Wednesday 19 January 2011

Under the Weather

It is not I this time, but the little-uns who are slightly under par. Nothing major is wrong, nothing much at all really, just that nobody is a hundred percent well and Toddler has a slight cough. I do tend to worry and to catastrophise, so that a well child becomes one who is just waiting to become poorly. I know it is a stupid attitude, and I am fighting it.

Last time I wrote my blog entry I spent an hour or two afterwards reading other entries, and came across a couple of really sad cases - where there had been really serious illness or death within a family - and realised anew how lucky I am. To be honest, it is never far from my mind, this sense of appreciation for what I have.

When I was psychotic (on three occasions over a period of eleven years) I was very ill. While I was recovering between episiodes, sometimes for years, I was very scared, very worried. I suffered a lot. Most of those years were lost or wasted in one way or another. But now I have a home, a family, even a dog of my own. I have the support and love of my wonderful husband.

I have the luxury of being able to spend my time more or less as I like - and I do like my life, even the cooking and cleaning and washing parts of it. And any anguish that I go through is more or less in my mind, and I am in charge of that, so it is irrelevant really.

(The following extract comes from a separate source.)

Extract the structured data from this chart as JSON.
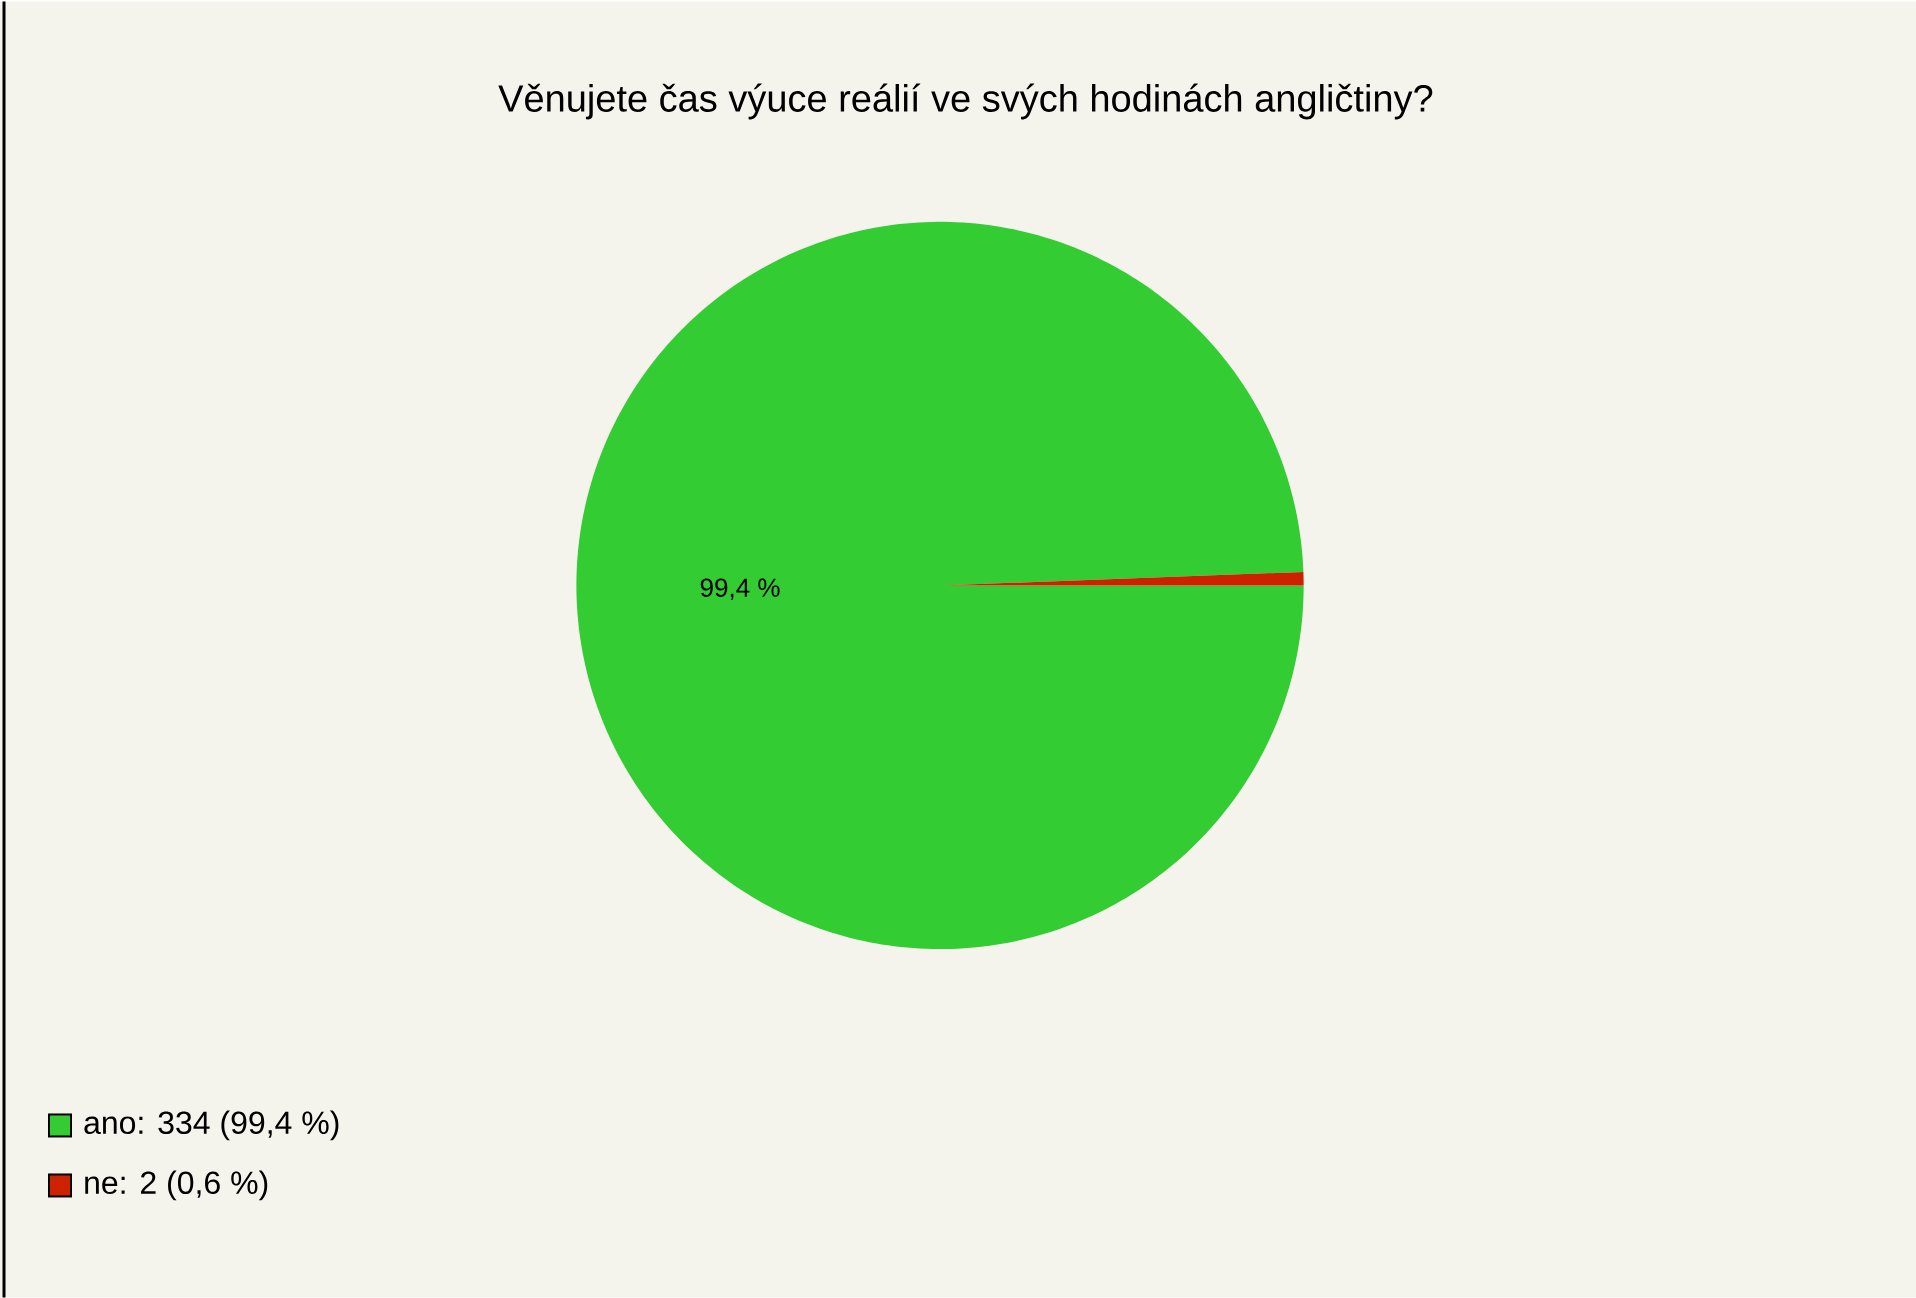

Now, what have I been doing recently? The usual rounds of school and out of school stuff. Taking the kids swimming. Dealing with a recalcitrant Toddler. (He drove his Dad mad this evening, refusing to have his teeth brushed. He said he was 'busy' turning round in circles. He said he was trying to get so dizzy that he fell over. He said they do it at play school then they laugh and laugh. Ten minutes later he was still turning round in circles, Daddy was starting to grind his teeth and shout a lot. So I said calmly, 'Come here, darling, Mummy brush your teeth', and he came over like a little lamb. I have no explanation for it, but it felt good).

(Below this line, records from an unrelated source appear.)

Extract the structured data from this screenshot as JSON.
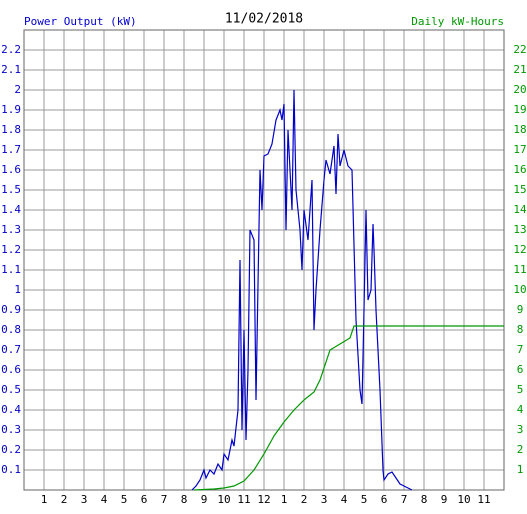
{
  "chart_data": {
    "type": "line",
    "title": "11/02/2018",
    "y_label": "Power Output (kW)",
    "y2_label": "Daily kW-Hours",
    "xlim": [
      0,
      24
    ],
    "xticks": [
      1,
      2,
      3,
      4,
      5,
      6,
      7,
      8,
      9,
      10,
      11,
      12,
      {
        "value": 13,
        "label": "1"
      },
      {
        "value": 14,
        "label": "2"
      },
      {
        "value": 15,
        "label": "3"
      },
      {
        "value": 16,
        "label": "4"
      },
      {
        "value": 17,
        "label": "5"
      },
      {
        "value": 18,
        "label": "6"
      },
      {
        "value": 19,
        "label": "7"
      },
      {
        "value": 20,
        "label": "8"
      },
      {
        "value": 21,
        "label": "9"
      },
      {
        "value": 22,
        "label": "10"
      },
      {
        "value": 23,
        "label": "11"
      }
    ],
    "ylim": [
      0,
      2.3
    ],
    "yticks": [
      0.1,
      0.2,
      0.3,
      0.4,
      0.5,
      0.6,
      0.7,
      0.8,
      0.9,
      1.0,
      1.1,
      1.2,
      1.3,
      1.4,
      1.5,
      1.6,
      1.7,
      1.8,
      1.9,
      2.0,
      2.1,
      2.2
    ],
    "y2lim": [
      0,
      23
    ],
    "y2ticks": [
      1,
      2,
      3,
      4,
      5,
      6,
      7,
      8,
      9,
      10,
      11,
      12,
      13,
      14,
      15,
      16,
      17,
      18,
      19,
      20,
      21,
      22
    ],
    "grid": true,
    "series": [
      {
        "name": "Power Output (kW)",
        "color": "#0000cc",
        "x": [
          8.4,
          8.6,
          8.8,
          9.0,
          9.1,
          9.3,
          9.5,
          9.7,
          9.9,
          10.0,
          10.2,
          10.4,
          10.5,
          10.7,
          10.8,
          10.9,
          11.0,
          11.1,
          11.2,
          11.3,
          11.5,
          11.6,
          11.8,
          11.9,
          12.0,
          12.2,
          12.4,
          12.6,
          12.8,
          12.9,
          13.0,
          13.1,
          13.2,
          13.4,
          13.5,
          13.6,
          13.8,
          13.9,
          14.0,
          14.2,
          14.4,
          14.5,
          14.6,
          14.8,
          15.0,
          15.1,
          15.3,
          15.5,
          15.6,
          15.7,
          15.8,
          16.0,
          16.2,
          16.4,
          16.6,
          16.8,
          16.9,
          17.0,
          17.1,
          17.2,
          17.35,
          17.45,
          17.5,
          17.6,
          17.8,
          17.95,
          18.0,
          18.2,
          18.4,
          18.6,
          18.8,
          19.0,
          19.2,
          19.4
        ],
        "values": [
          0,
          0.02,
          0.05,
          0.1,
          0.06,
          0.1,
          0.08,
          0.13,
          0.1,
          0.18,
          0.15,
          0.25,
          0.22,
          0.4,
          1.15,
          0.3,
          0.8,
          0.25,
          0.6,
          1.3,
          1.25,
          0.45,
          1.6,
          1.4,
          1.67,
          1.68,
          1.73,
          1.85,
          1.9,
          1.85,
          1.93,
          1.3,
          1.8,
          1.4,
          2.0,
          1.5,
          1.3,
          1.1,
          1.4,
          1.25,
          1.55,
          0.8,
          1.0,
          1.3,
          1.55,
          1.65,
          1.58,
          1.72,
          1.48,
          1.78,
          1.62,
          1.7,
          1.62,
          1.6,
          0.85,
          0.5,
          0.43,
          0.9,
          1.4,
          0.95,
          1.0,
          1.33,
          1.2,
          0.9,
          0.5,
          0.1,
          0.05,
          0.08,
          0.09,
          0.06,
          0.03,
          0.02,
          0.01,
          0
        ]
      },
      {
        "name": "Daily kW-Hours",
        "color": "#009900",
        "axis": "y2",
        "x": [
          8.5,
          9.5,
          10,
          10.5,
          11,
          11.5,
          12,
          12.5,
          13,
          13.5,
          14,
          14.5,
          14.8,
          15.3,
          15.8,
          16.3,
          16.5,
          24
        ],
        "values": [
          0,
          0.05,
          0.1,
          0.2,
          0.45,
          1.0,
          1.8,
          2.7,
          3.4,
          4.0,
          4.5,
          4.9,
          5.5,
          7.0,
          7.3,
          7.6,
          8.2,
          8.2
        ]
      }
    ]
  }
}
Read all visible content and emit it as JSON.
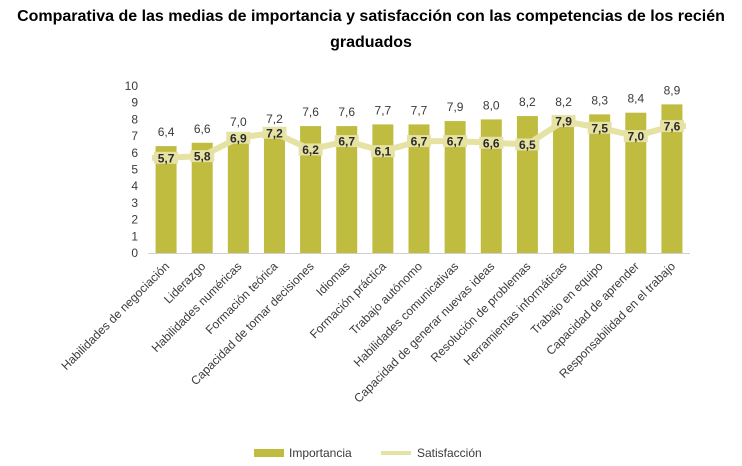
{
  "chart_data": {
    "type": "bar",
    "title": "Comparativa de las medias de importancia y satisfacción con las competencias de los recién graduados",
    "xlabel": "",
    "ylabel": "",
    "ylim": [
      0,
      10
    ],
    "yticks": [
      "0",
      "1",
      "2",
      "3",
      "4",
      "5",
      "6",
      "7",
      "8",
      "9",
      "10"
    ],
    "grid": false,
    "legend_position": "bottom",
    "categories": [
      "Habilidades de negociación",
      "Liderazgo",
      "Habilidades numéricas",
      "Formación teórica",
      "Capacidad de tomar decisiones",
      "Idiomas",
      "Formación práctica",
      "Trabajo autónomo",
      "Habilidades comunicativas",
      "Capacidad de generar nuevas ideas",
      "Resolución de problemas",
      "Herramientas informáticas",
      "Trabajo en equipo",
      "Capacidad de aprender",
      "Responsabilidad en el trabajo"
    ],
    "series": [
      {
        "name": "Importancia",
        "kind": "bar",
        "color": "#bfbc40",
        "values": [
          6.4,
          6.6,
          7.0,
          7.2,
          7.6,
          7.6,
          7.7,
          7.7,
          7.9,
          8.0,
          8.2,
          8.2,
          8.3,
          8.4,
          8.9
        ],
        "labels": [
          "6,4",
          "6,6",
          "7,0",
          "7,2",
          "7,6",
          "7,6",
          "7,7",
          "7,7",
          "7,9",
          "8,0",
          "8,2",
          "8,2",
          "8,3",
          "8,4",
          "8,9"
        ]
      },
      {
        "name": "Satisfacción",
        "kind": "line",
        "color": "#e6e2a3",
        "values": [
          5.7,
          5.8,
          6.9,
          7.2,
          6.2,
          6.7,
          6.1,
          6.7,
          6.7,
          6.6,
          6.5,
          7.9,
          7.5,
          7.0,
          7.6
        ],
        "labels": [
          "5,7",
          "5,8",
          "6,9",
          "7,2",
          "6,2",
          "6,7",
          "6,1",
          "6,7",
          "6,7",
          "6,6",
          "6,5",
          "7,9",
          "7,5",
          "7,0",
          "7,6"
        ]
      }
    ]
  }
}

Enough for now. But if you came here from the Rethink website, and are reading this looking for hope for your own future, I hope you leave with the knowledge that there is indeed hope, and a lot of it. If I can recover from mental illness and lead a happy life, anybody can. I know this for sure - I was down there as low as anyone could have been, and I never would have looked ahead and seen a future this positive for myself. Be strong. Never give up.